Médico especialista em doenças do fígado (Hepatologia)



Foto revela discreta icterícia (olho amarelo) em paciente jovem e portador da Síndrome de Gilbert. (Imagem pertencente ao arquivo do autor deste blog)




Frequentemente, tenho diagnosticado, em meu consultório particular, número significativo de pacientes portadores da síndrome de Gilbert, descrita em 1901 por Gilbert e Lereboullet. De origem genética (mutação no gene UGT-1A1) e de caráter familiar, essa síndrome acomete de 2% a 7% da população mundial e está relacionada a uma desordem do fígado (disfunção hepática), tendo como consequência a produção deficiente pelo órgão de uma enzima (UDP-glucuronil-transferase). O resultado dessa deficiência é o aumento no sangue de uma forma de bilirrubina – denominada bilirrubina indireta –, que leva ao quadro de pele e olhos amarelados (icterícia).

Os índices normais de bilirrubina são de 0,4 mg para a bilirrubina direta ou conjugada e de 0,8 mg para a indireta ou não conjugada. O valor total das bilirrubinas varia de acordo com o método de análise, mas considera-se o nível de 1,2 mg como o mais aceito.

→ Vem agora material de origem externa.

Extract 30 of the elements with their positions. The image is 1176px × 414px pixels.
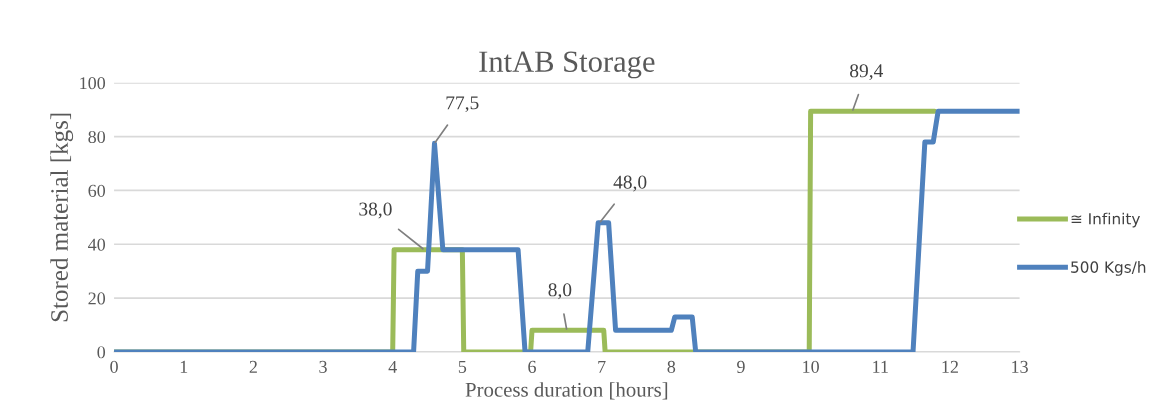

Na síndrome de Gilbert, não são observados os sinais e sintomas clássicos da hepatite aguda, tais como febre, enjoo, vômito, urina escura (colúria), fezes esbranquiçadas (acolia) e aumento das transaminases. A icterícia, único sinal clínico da síndrome, pode existir desde o nascimento ou ser notada pela primeira vez na fase adulta do paciente e persistir até a velhice, tendendo a diminuir com a idade.

Fatores hormonais (em adolescentes do sexo masculino), infecções, exercícios físicos, longos intervalos de jejum e período menstrual ou pós-menstrual (caso de algumas mulheres) podem aumentar os níveis de bilirrubina não conjugada e ocasionar ou elevar o grau de icterícia. Pacientes adultos jovens e pertencentes ao sexo masculino são os mais comprometidos.
Além da icterícia, não existe nenhum outro sinal ou sintoma da síndrome de Gilbert. Todavia, alguns pacientes se queixam de fadiga, principalmente, quando os níveis de bilirrubina não conjugada no sangue ultrapassam 4,5 mg (o nível normal é de 0,8 mg). Provavelmente, a fadiga está relacionada com algum processo viral.

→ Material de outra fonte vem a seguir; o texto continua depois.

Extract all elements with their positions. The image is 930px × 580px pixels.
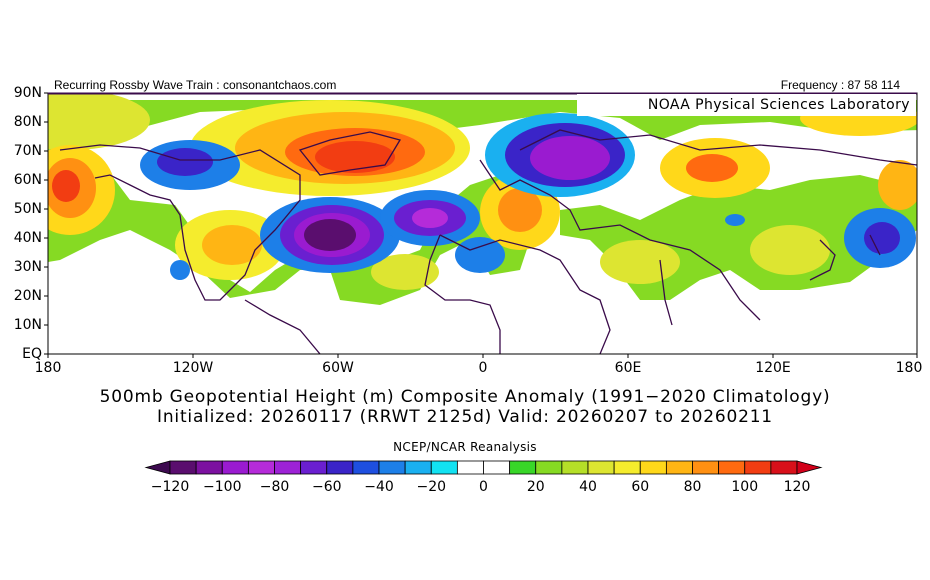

No exame físico, o fígado e o baço não são palpáveis. O único problema para o paciente portador da síndrome é estético, ou seja, periodicamente, os olhos e a pele se encontram ictéricos. Todos os pacientes se queixam das perguntas curiosas e maledicentes ouvidas no dia-a-dia, como:

a) Parece que a beltrana comeu uma pilha Rayovac; olha como está amarelinha, amarelinha.

b) Mano (irmão), teus olhos parecem dois bacuris (fruta regional do norte e nordeste brasileiro) maduros.

c) Mana (irmã), tu estás com aspecto da síndrome de JEC (Jesus está chamando). A paciente que contou esta história é médica e a “irmã inquisidora” é auxiliar de enfermagem).

A função do fígado é, geralmente, normal entre pacientes com a referida síndrome, ou seja, as transaminases apresentam sempre níveis sanguíneos não elevados (leia, neste blog, o artigo sobre transaminases). O único exame laboratorial alterado é o de bilirrubina não conjugada ou indireta. O fígado tem um aspecto normal, não existe qualquer tipo de lesão microscópica, embora, no exame ultrassonográfico de alguns pacientes, seja identificada infiltração gordurosa (esteatose hepática).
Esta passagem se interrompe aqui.